Eis o ser de quem vamos falar. Um rei apeado e um ser humano insatisfeito.

Sobre o seu caso já se escreveu imenso.

Uma obra de referência é o estudo de Michael Bloch, Operation Willi, the plot to kidnap the Duke of Windsor, Weindenfeld and Nicolson, 1984.

O tema reacendeu-se quando se tratou de divulgar os papéis de Walter Monckton, guardados na Bodleian Library, em Oxford.

Só que, por determinação oficial, os documentos cruciais de cunho pessoal, nomeadamente os atinentes à sua relação com Edward, foram encerrados até ao ano de 1937.

Sobre o casal há já uma significativa literatura.

As memórias do Duque, sob o título A King’s Story, foram editadas em 1947, pela Putnam & Sons, dando origem a um filme. Em 1960 editaria um outro livro sob o título Windsor Revisited. As memórias da Duquesa, The heart has its reasons, seriam publicadas em 1959. As suas cartas com o duque seriam também editadas por Michael Bloch em 1986, sob o título Wallis and Edward: letters, 1931-1937, the intimate correspondance of the Duke and Duchess of Windsor.

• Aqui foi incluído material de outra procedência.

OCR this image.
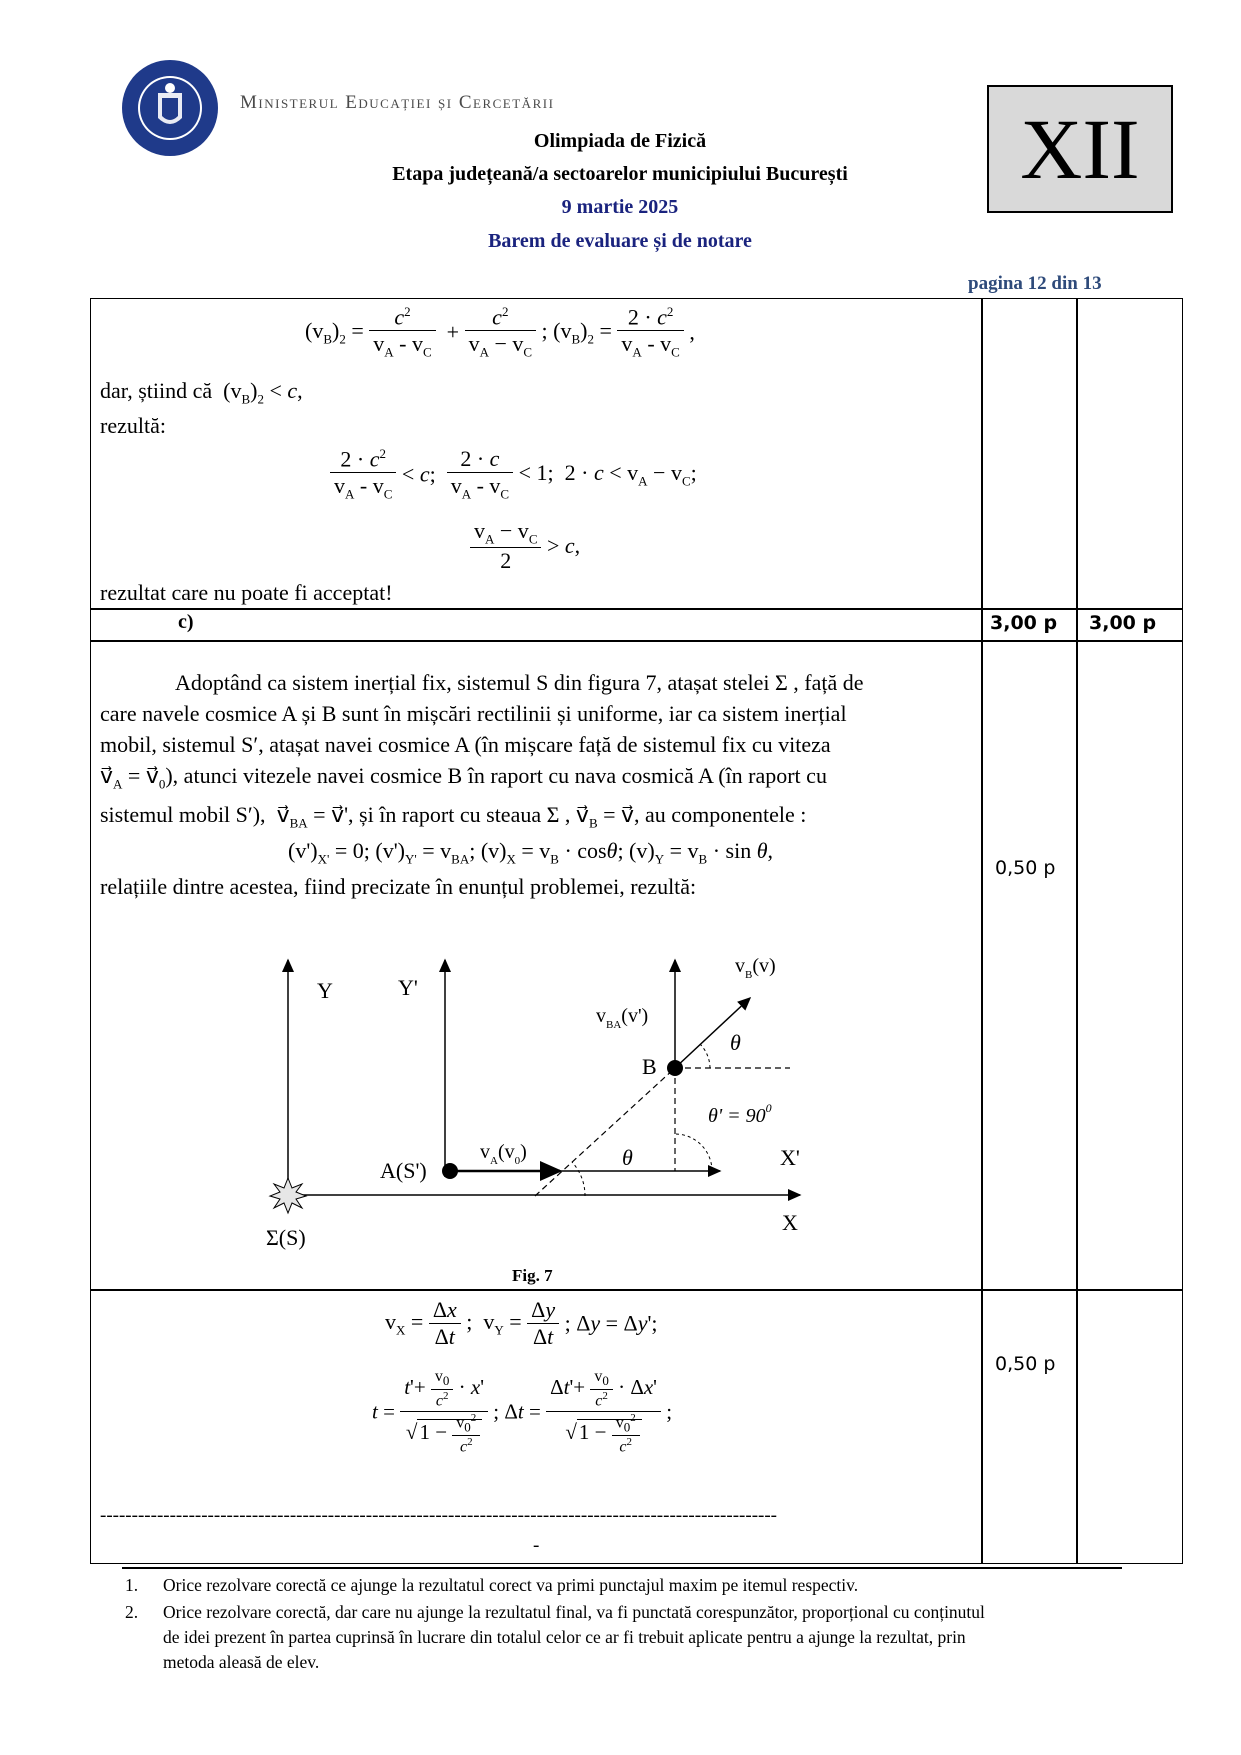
Ministerul Educației și Cercetării
Olimpiada de Fizică
Etapa județeană/a sectoarelor municipiului București
9 martie 2025
Barem de evaluare și de notare
XII
pagina 12 din 13
$(v_B)_2 = \frac{c^2}{v_A - v_C} + \frac{c^2}{v_A - v_C}$ ; $(v_B)_2 = \frac{2 \cdot c^2}{v_A - v_C}$ ,
dar, știind că  $(v_B)_2 < c$,
rezultă:
$\frac{2 \cdot c^2}{v_A - v_C} < c$; $\frac{2 \cdot c}{v_A - v_C} < 1$;  $2 \cdot c < v_A - v_C$;
$\frac{v_A - v_C}{2} > c$,
rezultat care nu poate fi acceptat!
c)	3,00 p 3,00 p
Adoptând ca sistem inerțial fix, sistemul S din figura 7, atașat stelei Σ , față de
care navele cosmice A și B sunt în mișcări rectilinii și uniforme, iar ca sistem inerțial
mobil, sistemul S′, atașat navei cosmice A (în mișcare față de sistemul fix cu viteza
$v⃗_A$ = $v⃗_0$), atunci vitezele navei cosmice B în raport cu nava cosmică A (în raport cu
sistemul mobil S′),  $v⃗_{BA}$ = v⃗', și în raport cu steaua Σ , $v⃗_B$ = v⃗, au componentele :
$(v')_{X'} = 0$; $(v')_{Y'} = v_{BA}$; $(v)_X = v_B \cdot \cos\theta$; $(v)_Y = v_B \cdot \sin \theta$,
relațiile dintre acestea, fiind precizate în enunțul problemei, rezultă:
0,50 p
Y	Y'
X
X'
A(S')
B
Σ(S)
θ
θ
$\theta' = 90^0$
$v_B(v)$
$v_{BA}(v')$
$v_A(v_0)$
Fig. 7
$v_X = \frac{\Delta x}{\Delta t}$ ;  $v_Y = \frac{\Delta y}{\Delta t}$ ; Δy = Δy';
$t = \frac{t'+ \frac{v_0}{c^2} \cdot x'}{√1 - \frac{v_0^2}{c^2}}$ ; $\Delta t = \frac{\Delta t'+ \frac{v_0}{c^2} \cdot \Delta x'}{√1 - \frac{v_0^2}{c^2}}$ ;
0,50 p
-----------------------------------------------------------------------------------------------------------
-
1. Orice rezolvare corectă ce ajunge la rezultatul corect va primi punctajul maxim pe itemul respectiv.
2. Orice rezolvare corectă, dar care nu ajunge la rezultatul final, va fi punctată corespunzător, proporțional cu conținutul
de idei prezent în partea cuprinsă în lucrare din totalul celor ce ar fi trebuit aplicate pentru a ajunge la rezultat, prin
metoda aleasă de elev.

Entre as múltiplas biografias das suas pessoas pode citar-se a escrita por Jose Byran III e Charles J. V. Murphy, editada em 1979, com o título The Windsor Story.

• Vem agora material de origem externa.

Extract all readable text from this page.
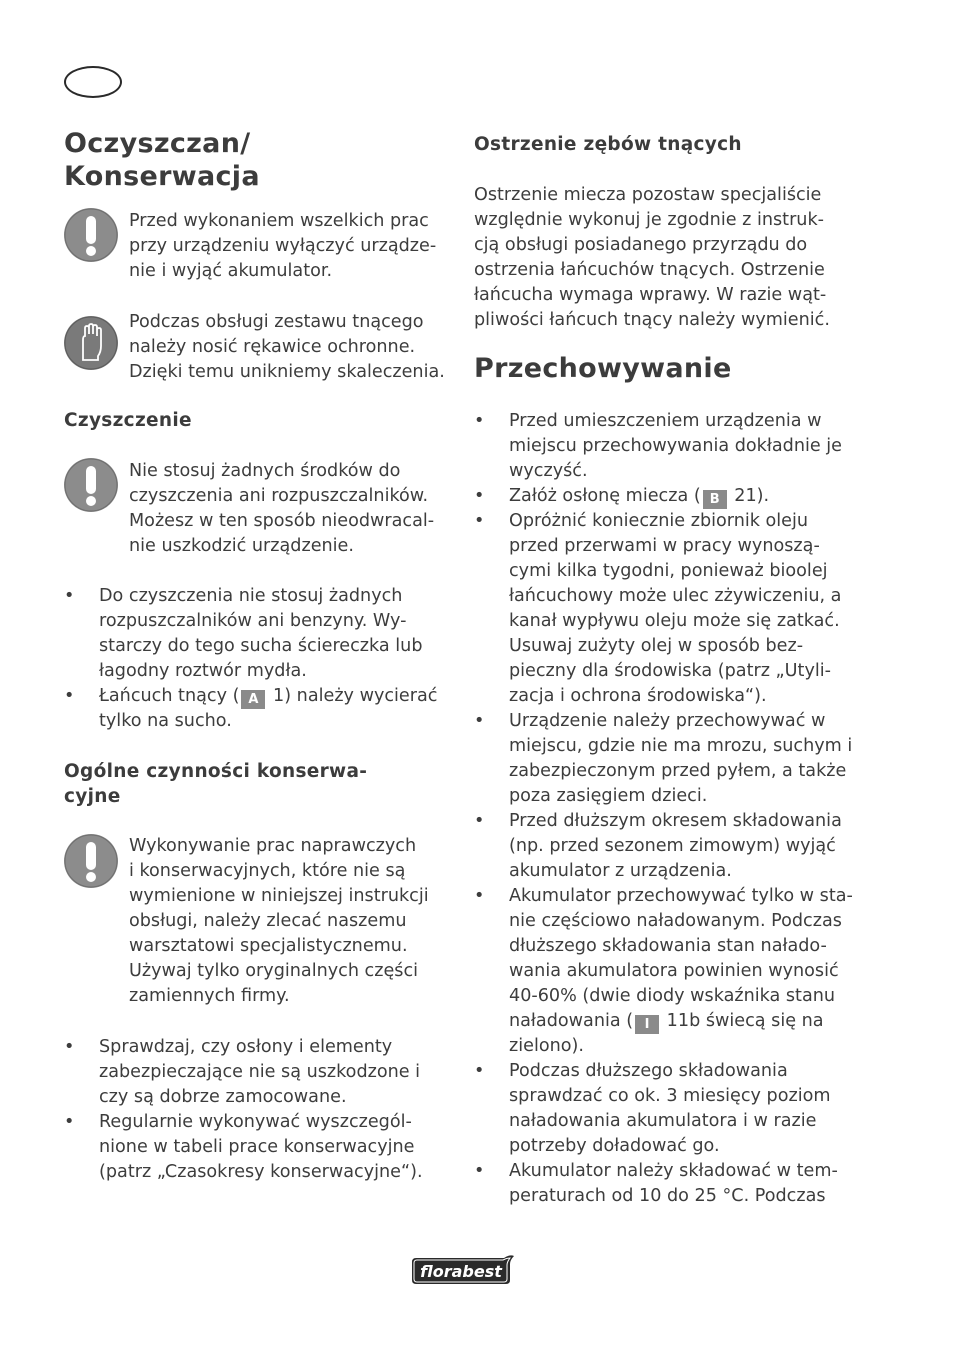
Oczyszczan/
Konserwacja
Przed wykonaniem wszelkich prac
przy urządzeniu wyłączyć urządze-
nie i wyjąć akumulator.
Podczas obsługi zestawu tnącego
należy nosić rękawice ochronne.
Dzięki temu unikniemy skaleczenia.
Czyszczenie
Nie stosuj żadnych środków do
czyszczenia ani rozpuszczalników.
Możesz w ten sposób nieodwracal-
nie uszkodzić urządzenie.
• Do czyszczenia nie stosuj żadnych
rozpuszczalników ani benzyny. Wy-
starczy do tego sucha ściereczka lub
łagodny roztwór mydła.
• Łańcuch tnący ( A 1) należy wycierać
tylko na sucho.
Ogólne czynności konserwa-
cyjne
Wykonywanie prac naprawczych
i konserwacyjnych, które nie są
wymienione w niniejszej instrukcji
obsługi, należy zlecać naszemu
warsztatowi specjalistycznemu.
Używaj tylko oryginalnych części
zamiennych firmy.
• Sprawdzaj, czy osłony i elementy
zabezpieczające nie są uszkodzone i
czy są dobrze zamocowane.
• Regularnie wykonywać wyszczegól-
nione w tabeli prace konserwacyjne
(patrz „Czasokresy konserwacyjne“).
Ostrzenie zębów tnących
Ostrzenie miecza pozostaw specjaliście
względnie wykonuj je zgodnie z instruk-
cją obsługi posiadanego przyrządu do
ostrzenia łańcuchów tnących. Ostrzenie
łańcucha wymaga wprawy. W razie wąt-
pliwości łańcuch tnący należy wymienić.
Przechowywanie
• Przed umieszczeniem urządzenia w
miejscu przechowywania dokładnie je
wyczyść.
• Załóż osłonę miecza ( B 21).
• Opróżnić koniecznie zbiornik oleju
przed przerwami w pracy wynoszą-
cymi kilka tygodni, ponieważ bioolej
łańcuchowy może ulec zżywiczeniu, a
kanał wypływu oleju może się zatkać.
Usuwaj zużyty olej w sposób bez-
pieczny dla środowiska (patrz „Utyli-
zacja i ochrona środowiska“).
• Urządzenie należy przechowywać w
miejscu, gdzie nie ma mrozu, suchym i
zabezpieczonym przed pyłem, a także
poza zasięgiem dzieci.
• Przed dłuższym okresem składowania
(np. przed sezonem zimowym) wyjąć
akumulator z urządzenia.
• Akumulator przechowywać tylko w sta-
nie częściowo naładowanym. Podczas
dłuższego składowania stan nałado-
wania akumulatora powinien wynosić
40-60% (dwie diody wskaźnika stanu
naładowania ( I 11b świecą się na
zielono).
• Podczas dłuższego składowania
sprawdzać co ok. 3 miesięcy poziom
naładowania akumulatora i w razie
potrzeby doładować go.
• Akumulator należy składować w tem-
peraturach od 10 do 25 °C. Podczas
florabest
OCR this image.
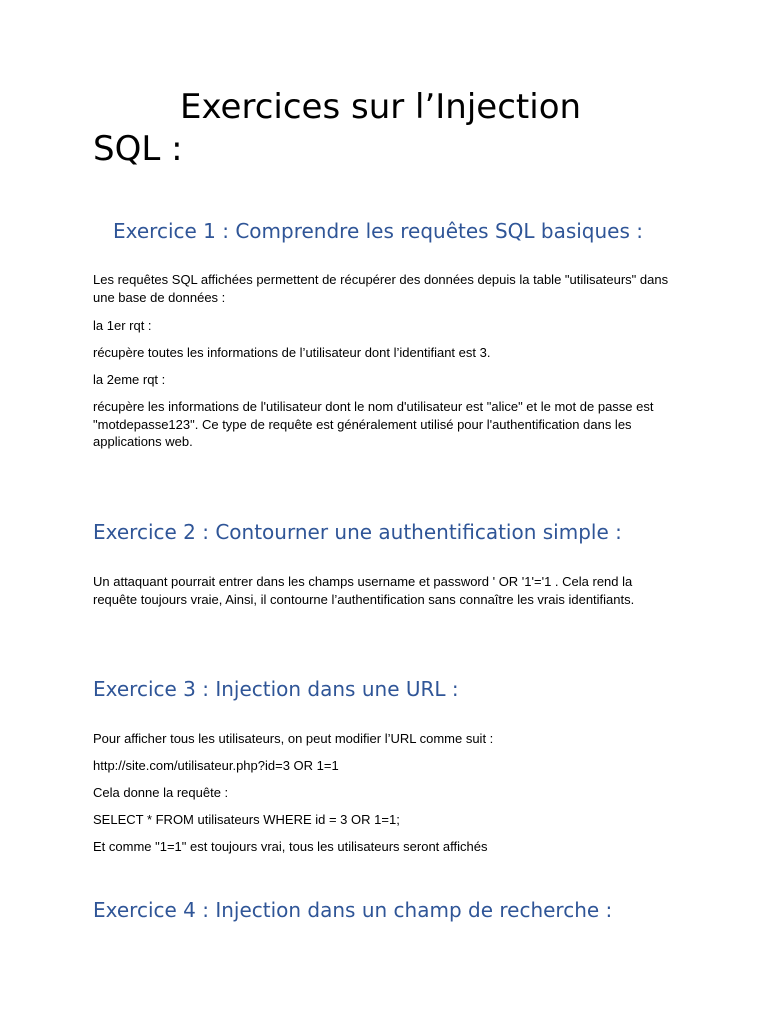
Exercices sur l’Injection
SQL :
Exercice 1 : Comprendre les requêtes SQL basiques :

Les requêtes SQL affichées permettent de récupérer des données depuis la table "utilisateurs" dans une base de données :

la 1er rqt :

récupère toutes les informations de l’utilisateur dont l’identifiant est 3.

la 2eme rqt :

récupère les informations de l'utilisateur dont le nom d'utilisateur est "alice" et le mot de passe est "motdepasse123". Ce type de requête est généralement utilisé pour l'authentification dans les applications web.

Exercice 2 : Contourner une authentification simple :

Un attaquant pourrait entrer dans les champs username et password ' OR '1'='1 . Cela rend la requête toujours vraie, Ainsi, il contourne l’authentification sans connaître les vrais identifiants.

Exercice 3 : Injection dans une URL :

Pour afficher tous les utilisateurs, on peut modifier l’URL comme suit :

http://site.com/utilisateur.php?id=3 OR 1=1

Cela donne la requête :

SELECT * FROM utilisateurs WHERE id = 3 OR 1=1;

Et comme "1=1" est toujours vrai, tous les utilisateurs seront affichés

Exercice 4 : Injection dans un champ de recherche :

Mas há muito mais: Greg King, The Uncommon Life of Wallis Simpson; Hugo Vickers,  Fritz von der Schulenberg e Joseph Friedman, The Private World of the Duke and Duchess of Windsor; Michael Bloch, Duke of Windsor War, from Europe to Bahamas, 1939-1945, 1983.

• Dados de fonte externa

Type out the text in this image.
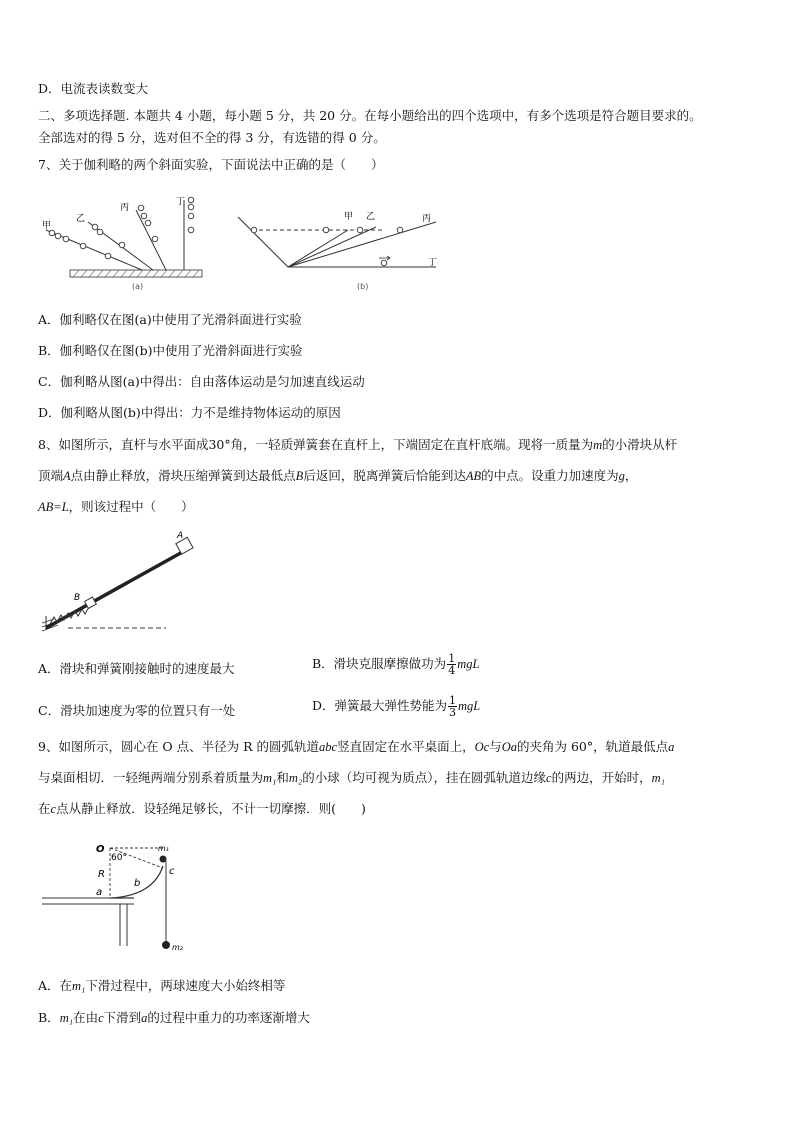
D．电流表读数变大
二、多项选择题. 本题共 4 小题，每小题 5 分，共 20 分。在每小题给出的四个选项中，有多个选项是符合题目要求的。
全部选对的得 5 分，选对但不全的得 3 分，有选错的得 0 分。
7、关于伽利略的两个斜面实验，下面说法中正确的是（　　）
甲
乙
丙
丁
(a)
甲 乙	丙
丁
(b)
A．伽利略仅在图(a)中使用了光滑斜面进行实验
B．伽利略仅在图(b)中使用了光滑斜面进行实验
C．伽利略从图(a)中得出：自由落体运动是匀加速直线运动
D．伽利略从图(b)中得出：力不是维持物体运动的原因
8、如图所示，直杆与水平面成30°角，一轻质弹簧套在直杆上，下端固定在直杆底端。现将一质量为m的小滑块从杆
顶端A点由静止释放，滑块压缩弹簧到达最低点B后返回，脱离弹簧后恰能到达AB的中点。设重力加速度为g，
AB=L，则该过程中（　　）
A
B
A．滑块和弹簧刚接触时的速度最大	B．滑块克服摩擦做功为 $\frac{1}{4}$ mgL
C．滑块加速度为零的位置只有一处	D．弹簧最大弹性势能为 $\frac{1}{3}$ mgL
9、如图所示，圆心在 O 点、半径为 R 的圆弧轨道abc竖直固定在水平桌面上，Oc与Oa的夹角为 60°，轨道最低点a
与桌面相切．一轻绳两端分别系着质量为m₁和m₂的小球（均可视为质点），挂在圆弧轨道边缘c的两边，开始时，m₁
在c点从静止释放．设轻绳足够长，不计一切摩擦．则(　　)
O
60°
R
a
b
c
m₁
m₂
A．在m₁下滑过程中，两球速度大小始终相等
B．m₁在由c下滑到a的过程中重力的功率逐渐增大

O personagem tem tudo de controverso, a começar pelas ideias.

O seu germanofilismo persegue-o já no momento em que, vindo de Espanha, faz entrada em Lisboa em 3 de Julho de 1940, numa altura complexa para a vida política do país.

O Duque chega a Portugal, via Espanha, vindo de França, onde se encontra colocado em funções militares.

Se bem que a Duquesa, no seu livro de memórias, atribua essa saída para Espanha a uma chamada de Winston Churchill, transmitida através do Embaixador em Madrid, Sir Samuel Hoare, que lhes fizera saber que dois hidroaviões os aguardavam em Lisboa, a verdade é que, para a História, a chegada a Lisboa foi apresentada como um acto de deserção do monarca que na altura desempenhava funções militares em França, das quais se ausentou.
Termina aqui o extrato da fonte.